Cooking withdrawals:

Life has been a whirlwind of travel, visitors, and general busyness and I have been left with few chances to cook for myself. From a car accident in Maine, a weekend on Long Island, and an emergency trip home to Washington, I have kept my fridge clear of anything fresh for fear of spoiled food. If you would believe it, I almost lost faith in my cooking skills one night and I threw away a whole casserole in favor of a pbj. Yep, it was a bad night. Not to worry though, I am making up for it this week with a potato and butternut squash quiche, crispy baked tofu and sweet potato fries, raw kale and brussel sprout salad, and a black bean and butternut squash pasta concoction that is on the stove as I write. The only thing that would make this week better would be if I had someone to share it with (which I sometimes do these days).


Friend withdrawals:

Nothing new here. It is both a relief and a burden to know that there is no one place I could move to be close to everyone I love. I have friends across the globe (literally) and it is a joy to share their excitement about new life opportunities. Last week I had the great privilege of hosting one of my best friends in NYC. It felt so good to share life with someone who just knows me inside and out. There were so many shenanigans I can’t even begin to write about them all. One of the most memorable ones was probably eating a giant cookie that was still warm from the oven. Yum.


Family withdrawals:

Family withdrawals have probably been the most painful ones lately. On January 26th my grandmother passed away. I was able to travel home for her death and it was without a doubt the most beautiful thing I have ever been a part of. Saying goodbye was also without a doubt one of the hardest things I have done in my short life. Grandma was really more like a third parent to me and she lived with our family since I was 7. Some of my fondest memories were times I spent with her. She taught me how to play the piano, showed me the glories of crappy television, and even took special care to bake me the worst tofu pumpkin pie on record. I choked down a whole piece to show her how much I loved her. One of the first things I did whenever I visited home was go to her room to wake her up with a hug, tell her I loved her and that I would see her in the morning. I don’t know what I am going to do when I go home this summer.


School withdrawals:

To end on a somewhat brighter note, I will start by saying that I miss school terribly. I am anxious to take up my research again and I can’t wait to code some data. The good news about all of this is that I was accepted to Columbia’s Doctoral program for Sociology! Woohoo! I have to say that I am so excited about this. I get to pursue a dream I have had for a very long time, in a city I have fallen in love with, surrounded by people I love and adore. I am beginning to see the light at the end of the tunnel. It is still a very long tunnel that will take me around 4 years to travel through but I am beyond excited, relieved, and most of all at peace. My acceptance to Columbia was the answer to more prayers than I know of. The journey ahead of me is so beautifully crafted I can hardly believe it is true.

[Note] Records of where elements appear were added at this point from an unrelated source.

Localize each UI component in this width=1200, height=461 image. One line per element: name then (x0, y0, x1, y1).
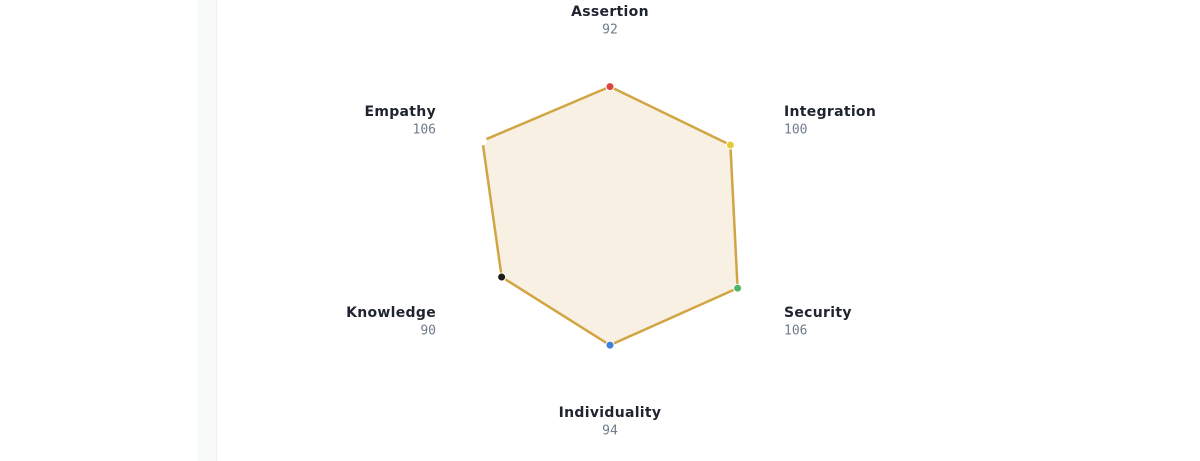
radar-point (477, 136, 487, 146)
axis-value: 106 (784, 324, 807, 339)
radar-point (725, 140, 735, 150)
radar-point (605, 340, 615, 350)
radar-area (481, 85, 739, 347)
axis-label: Knowledge (346, 305, 436, 321)
axis-value: 92 (602, 23, 618, 38)
axis-label: Integration (784, 104, 876, 120)
axis-label: Individuality (559, 405, 662, 421)
axis-value: 94 (602, 424, 618, 439)
axis-value: 106 (413, 123, 436, 138)
axis-label: Security (784, 305, 852, 321)
axis-label: Empathy (364, 104, 436, 120)
radar-point (497, 272, 507, 282)
radar-point (605, 82, 615, 92)
radar-point (733, 283, 743, 293)
axis-value: 100 (784, 123, 807, 138)
axis-label: Assertion (571, 4, 649, 20)
sidebar (197, 0, 216, 461)
axis-value: 90 (420, 324, 436, 339)
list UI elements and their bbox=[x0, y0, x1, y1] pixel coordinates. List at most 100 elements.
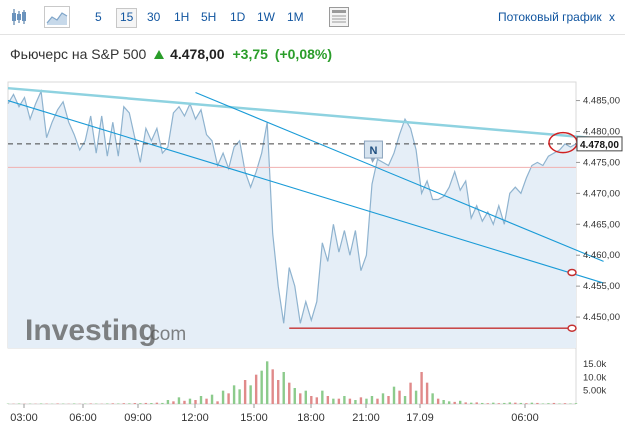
watermark-suffix: .com bbox=[145, 324, 186, 345]
volume-bar bbox=[425, 382, 429, 404]
x-tick-label: 12:00 bbox=[181, 412, 209, 424]
y-tick-label: 4.475,00 bbox=[583, 157, 620, 168]
timeframe-15[interactable]: 15 bbox=[116, 8, 138, 28]
volume-bar bbox=[398, 390, 401, 404]
volume-bar bbox=[442, 400, 445, 404]
timeframe-1d[interactable]: 1D bbox=[230, 10, 246, 24]
volume-bar bbox=[464, 402, 467, 404]
streaming-chart-link[interactable]: Потоковый график x bbox=[498, 10, 615, 24]
volume-bar bbox=[310, 396, 313, 404]
volume-bar bbox=[381, 393, 385, 404]
volume-bar bbox=[492, 402, 495, 404]
resistance-line[interactable] bbox=[195, 92, 604, 262]
volume-bar bbox=[293, 388, 296, 404]
trend-end-handle[interactable] bbox=[567, 268, 577, 277]
volume-bar bbox=[89, 403, 92, 404]
volume-bar bbox=[128, 403, 131, 404]
price-change-percent: (+0,08%) bbox=[274, 46, 333, 62]
volume-bar bbox=[227, 393, 230, 404]
volume-bar bbox=[271, 369, 274, 404]
y-tick-label: 4.480,00 bbox=[583, 126, 620, 137]
volume-bar bbox=[232, 385, 236, 404]
volume-bar bbox=[431, 393, 434, 404]
price-change: +3,75 bbox=[232, 46, 268, 62]
volume-tick-label: 10.0k bbox=[583, 372, 606, 383]
chart-toolbar: 5 15 30 1H 5H 1D 1W 1M Потоковый график … bbox=[0, 0, 625, 35]
volume-bar bbox=[161, 402, 164, 404]
x-tick-label: 21:00 bbox=[352, 412, 380, 424]
volume-bar bbox=[541, 403, 545, 404]
volume-bar bbox=[326, 396, 330, 404]
volume-bar bbox=[133, 403, 137, 404]
volume-bar bbox=[458, 400, 462, 404]
volume-bar bbox=[343, 396, 346, 404]
volume-bar bbox=[199, 396, 203, 404]
y-tick-label: 4.470,00 bbox=[583, 188, 620, 199]
volume-bar bbox=[530, 402, 534, 404]
quote-header: Фьючерс на S&P 500 4.478,00 +3,75 (+0,08… bbox=[10, 46, 332, 62]
volume-bar bbox=[210, 394, 214, 404]
y-tick-label: 4.455,00 bbox=[583, 281, 620, 292]
timeframe-1w[interactable]: 1W bbox=[257, 10, 275, 24]
volume-bar bbox=[194, 400, 197, 404]
volume-bar bbox=[238, 389, 241, 404]
volume-bar bbox=[348, 398, 352, 404]
volume-tick-label: 15.0k bbox=[583, 359, 606, 370]
low-line-handle[interactable] bbox=[567, 324, 577, 332]
volume-bar bbox=[106, 403, 109, 404]
volume-bar bbox=[111, 403, 114, 404]
area-chart-icon[interactable] bbox=[44, 6, 70, 28]
timeframe-30[interactable]: 30 bbox=[147, 10, 161, 24]
volume-bar bbox=[265, 361, 269, 404]
volume-bar bbox=[519, 402, 523, 404]
volume-bar bbox=[359, 397, 363, 404]
table-icon[interactable] bbox=[328, 6, 350, 28]
support-line[interactable] bbox=[7, 100, 604, 284]
timeframe-1h[interactable]: 1H bbox=[174, 10, 190, 24]
volume-bar bbox=[497, 403, 500, 404]
volume-bar bbox=[503, 402, 506, 404]
timeframe-5h[interactable]: 5H bbox=[201, 10, 217, 24]
volume-bar bbox=[155, 402, 159, 404]
volume-bar bbox=[470, 402, 473, 404]
close-icon[interactable]: x bbox=[609, 10, 615, 24]
timeframe-5[interactable]: 5 bbox=[95, 10, 102, 24]
volume-bar bbox=[315, 397, 319, 404]
volume-bar bbox=[370, 396, 374, 404]
volume-bar bbox=[447, 401, 451, 404]
x-tick-label: 15:00 bbox=[240, 412, 268, 424]
volume-bar bbox=[525, 403, 528, 404]
volume-bar bbox=[558, 403, 561, 404]
volume-bar bbox=[536, 402, 539, 404]
instrument-name: Фьючерс на S&P 500 bbox=[10, 46, 147, 62]
volume-bar bbox=[254, 374, 258, 404]
volume-bar bbox=[139, 403, 142, 404]
volume-bar bbox=[321, 390, 324, 404]
volume-bar bbox=[365, 398, 368, 404]
volume-bar bbox=[17, 403, 21, 404]
volume-bar bbox=[475, 402, 478, 404]
volume-bar bbox=[288, 382, 291, 404]
x-tick-label: 06:00 bbox=[511, 412, 539, 424]
volume-bar bbox=[205, 398, 208, 404]
volume-bar bbox=[376, 398, 379, 404]
timeframe-1m[interactable]: 1M bbox=[287, 10, 304, 24]
x-tick-label: 06:00 bbox=[69, 412, 97, 424]
volume-bar bbox=[436, 398, 440, 404]
volume-bar bbox=[574, 403, 578, 404]
volume-bar bbox=[354, 400, 357, 404]
volume-bar bbox=[56, 403, 59, 404]
volume-bar bbox=[177, 397, 181, 404]
arrow-up-icon bbox=[154, 50, 165, 59]
x-tick-label: 17.09 bbox=[406, 412, 434, 424]
channel-top[interactable] bbox=[7, 86, 604, 141]
volume-bar bbox=[569, 403, 572, 404]
candlestick-icon[interactable] bbox=[8, 6, 30, 28]
volume-bar bbox=[486, 403, 489, 404]
volume-bar bbox=[299, 393, 302, 404]
volume-tick-label: 5.00k bbox=[583, 386, 606, 397]
volume-bar bbox=[337, 398, 341, 404]
volume-bar bbox=[144, 402, 148, 404]
volume-bar bbox=[183, 400, 186, 404]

While it may not seem completely relevant to the topics above, I will end with a short passage that provides a glimpse into how I have experienced God in this past month or so.

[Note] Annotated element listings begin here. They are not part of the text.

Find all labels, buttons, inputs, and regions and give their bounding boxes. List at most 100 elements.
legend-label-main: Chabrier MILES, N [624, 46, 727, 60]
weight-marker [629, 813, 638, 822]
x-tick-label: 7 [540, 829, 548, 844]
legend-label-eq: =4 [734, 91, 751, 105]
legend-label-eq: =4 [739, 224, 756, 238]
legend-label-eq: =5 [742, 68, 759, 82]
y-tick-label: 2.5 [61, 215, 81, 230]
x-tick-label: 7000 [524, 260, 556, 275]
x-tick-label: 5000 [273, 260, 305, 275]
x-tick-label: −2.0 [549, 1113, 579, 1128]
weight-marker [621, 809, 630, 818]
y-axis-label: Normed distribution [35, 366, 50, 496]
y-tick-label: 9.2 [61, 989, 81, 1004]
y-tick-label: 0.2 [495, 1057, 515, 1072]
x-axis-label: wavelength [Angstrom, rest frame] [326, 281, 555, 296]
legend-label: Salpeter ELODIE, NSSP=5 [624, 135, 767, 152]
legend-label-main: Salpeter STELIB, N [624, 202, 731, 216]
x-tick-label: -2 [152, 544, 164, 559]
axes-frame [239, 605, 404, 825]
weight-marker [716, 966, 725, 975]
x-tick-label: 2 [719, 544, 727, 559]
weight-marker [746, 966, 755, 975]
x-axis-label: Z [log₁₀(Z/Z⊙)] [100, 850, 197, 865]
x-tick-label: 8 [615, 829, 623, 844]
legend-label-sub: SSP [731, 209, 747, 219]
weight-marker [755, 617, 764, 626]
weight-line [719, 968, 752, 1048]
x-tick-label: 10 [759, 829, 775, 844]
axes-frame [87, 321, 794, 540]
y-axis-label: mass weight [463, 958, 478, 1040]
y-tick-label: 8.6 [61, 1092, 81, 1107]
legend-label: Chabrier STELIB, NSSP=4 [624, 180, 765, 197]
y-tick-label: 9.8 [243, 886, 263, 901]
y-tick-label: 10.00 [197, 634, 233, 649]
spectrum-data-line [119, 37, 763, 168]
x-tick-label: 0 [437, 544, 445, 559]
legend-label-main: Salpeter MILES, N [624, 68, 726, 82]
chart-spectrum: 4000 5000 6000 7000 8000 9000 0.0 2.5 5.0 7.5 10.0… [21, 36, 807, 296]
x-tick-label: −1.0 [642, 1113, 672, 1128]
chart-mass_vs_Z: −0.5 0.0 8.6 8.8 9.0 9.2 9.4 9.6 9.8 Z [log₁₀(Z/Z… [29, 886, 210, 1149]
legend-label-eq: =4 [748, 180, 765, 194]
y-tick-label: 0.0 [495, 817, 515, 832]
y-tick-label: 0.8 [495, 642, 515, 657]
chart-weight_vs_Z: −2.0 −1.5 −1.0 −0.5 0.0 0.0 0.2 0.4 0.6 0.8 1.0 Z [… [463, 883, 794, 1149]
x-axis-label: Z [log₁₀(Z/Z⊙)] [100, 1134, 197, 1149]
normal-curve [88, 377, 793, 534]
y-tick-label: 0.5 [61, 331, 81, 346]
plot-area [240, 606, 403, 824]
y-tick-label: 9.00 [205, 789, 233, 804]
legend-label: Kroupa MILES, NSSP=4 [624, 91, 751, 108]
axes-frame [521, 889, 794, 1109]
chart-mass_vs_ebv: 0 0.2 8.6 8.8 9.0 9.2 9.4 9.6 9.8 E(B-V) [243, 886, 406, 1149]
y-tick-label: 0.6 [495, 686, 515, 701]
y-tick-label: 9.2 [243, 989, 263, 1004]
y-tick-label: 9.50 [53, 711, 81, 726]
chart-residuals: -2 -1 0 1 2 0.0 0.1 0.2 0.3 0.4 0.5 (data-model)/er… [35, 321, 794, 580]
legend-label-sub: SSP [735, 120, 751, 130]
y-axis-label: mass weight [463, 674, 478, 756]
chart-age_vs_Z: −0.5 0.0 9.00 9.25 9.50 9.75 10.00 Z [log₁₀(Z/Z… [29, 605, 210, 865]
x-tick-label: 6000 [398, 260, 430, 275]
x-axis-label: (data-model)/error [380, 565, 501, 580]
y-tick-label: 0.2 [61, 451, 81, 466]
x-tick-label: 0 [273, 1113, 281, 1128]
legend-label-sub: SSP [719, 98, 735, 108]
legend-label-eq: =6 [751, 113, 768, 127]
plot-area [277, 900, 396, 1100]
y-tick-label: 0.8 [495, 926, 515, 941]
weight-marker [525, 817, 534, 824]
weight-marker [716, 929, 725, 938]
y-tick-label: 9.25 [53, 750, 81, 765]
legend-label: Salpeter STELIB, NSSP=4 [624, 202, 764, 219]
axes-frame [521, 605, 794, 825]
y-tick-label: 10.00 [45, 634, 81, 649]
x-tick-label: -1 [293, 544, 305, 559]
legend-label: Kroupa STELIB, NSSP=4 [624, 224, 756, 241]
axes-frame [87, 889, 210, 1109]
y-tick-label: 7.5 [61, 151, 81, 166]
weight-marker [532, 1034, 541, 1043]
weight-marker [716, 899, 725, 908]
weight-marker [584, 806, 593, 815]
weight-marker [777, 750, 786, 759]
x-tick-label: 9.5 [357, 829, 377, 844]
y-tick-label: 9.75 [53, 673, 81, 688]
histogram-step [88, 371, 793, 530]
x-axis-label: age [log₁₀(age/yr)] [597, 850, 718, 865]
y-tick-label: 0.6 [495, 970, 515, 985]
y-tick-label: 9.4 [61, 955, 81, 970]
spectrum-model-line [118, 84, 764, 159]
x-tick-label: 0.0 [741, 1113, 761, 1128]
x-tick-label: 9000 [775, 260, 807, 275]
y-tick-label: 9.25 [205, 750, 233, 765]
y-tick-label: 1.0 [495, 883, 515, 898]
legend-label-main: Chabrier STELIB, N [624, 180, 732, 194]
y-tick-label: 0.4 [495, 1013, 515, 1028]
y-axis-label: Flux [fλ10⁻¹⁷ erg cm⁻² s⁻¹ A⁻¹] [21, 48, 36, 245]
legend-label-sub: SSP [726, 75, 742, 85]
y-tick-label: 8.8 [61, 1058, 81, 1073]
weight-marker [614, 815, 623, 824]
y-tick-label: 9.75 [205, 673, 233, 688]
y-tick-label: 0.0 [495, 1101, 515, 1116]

In the midst of what we are going through this summer I have to hold onto this, to return to the eternal questions without demanding an answer. The questions worth asking are not answerable. Could we be fascinated by a Maker who was completely explained and understood?The mystery is tremendous, and the fascination that keeps me returning to the questions affirms that they are worth asking, and that any God worth believing in is the God not only of the immensities of the galaxies I rejoice in at night when I walk the dogs, but also the GOd of love who cares about the sufferings of us human beings and is here, with us, for us, in our pain and in our joy.